If the period is late, test again. The hCG levels should double every two to three days, and many women do not have a positive home pregnancy test until the first day of a missed period or even a few days later.
It is extremely important that the patient carries out the test according to the datasheet supplied with the individual kit. It is essential that we advise patients to read through the instructions carefully before doing the test!

Helping the patient deal with the result
The impact of a positive pregnancy test cannot be stressed enough. However, the clinician needs to remember that it is not their pregnancy - it is the woman in front of them. Depending on how she wants to use the knowledge that she is pregnant, the clinician can help with the choice.
If the pregnancy is unplanned then a woman needs to be able to talk with someone she trusts and learn about the options. This may involve parenting, adoption or abortion.

This involves a lifelong investment of emotional, physical and financial resources.
Young parents often have more stress and difficulty than adult parents because they have fewer resources. Many teenagers are happy with their decision to have children, but say that raising a child is more difficult than they ever imagined.

Adoption involves continuing with a pregnancy and having a child, and then placing the child with another family to raise. This can be a good choice for young women who do not want to have an abortion.

Abortion is a medical or surgical procedure that ends a pregnancy. There are several methods, and the woman will be offered the appropriate one depending on the length of pregnancy.

Consideration of beliefs and resources
It is important that all options are fully explored as any choice will involve decision-making based on a woman's life, beliefs, goals, plans, strengths and weaknesses. Try to find out if the woman has trusted friends, a partner or family that she can talk things over with.
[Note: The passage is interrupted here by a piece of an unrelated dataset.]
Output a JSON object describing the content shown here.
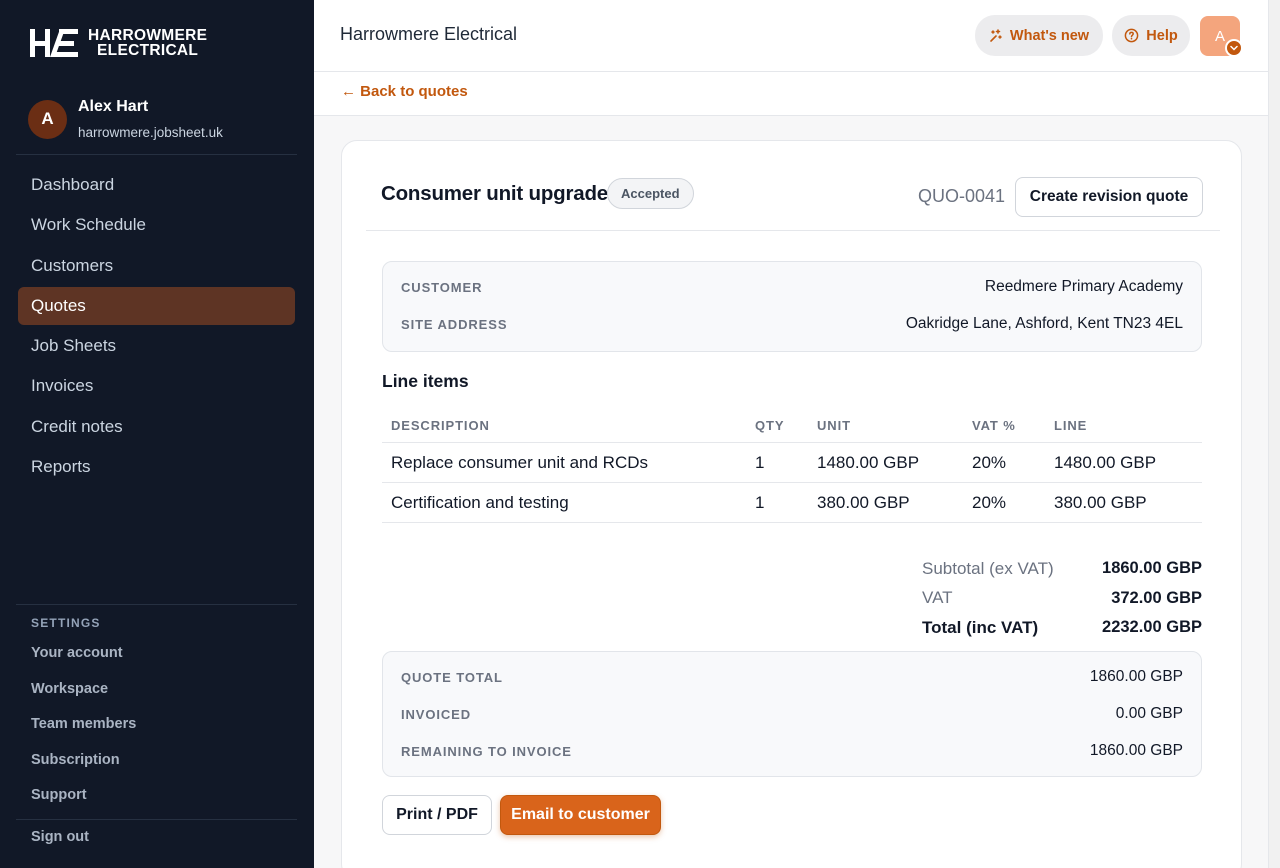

It is a time for a woman to reach out to a support system that can enable her, with the right information and effective advice, to be empowered to come to her own choice.


  1. Bastian LA, Nanda K, Hasselblad V, Simel DL. Diagnostic efficiency of home pregnancy kits. A meta-analysis. Arch Fam Med 1998;7:465-9.
  2. Wilcox AJ, Baird DD, Dunson D, McChesney R, Weinberg CR. Natural limits of pregnancy testing in relation to the expected menstrual period. JAMA 2001;286:1759-61.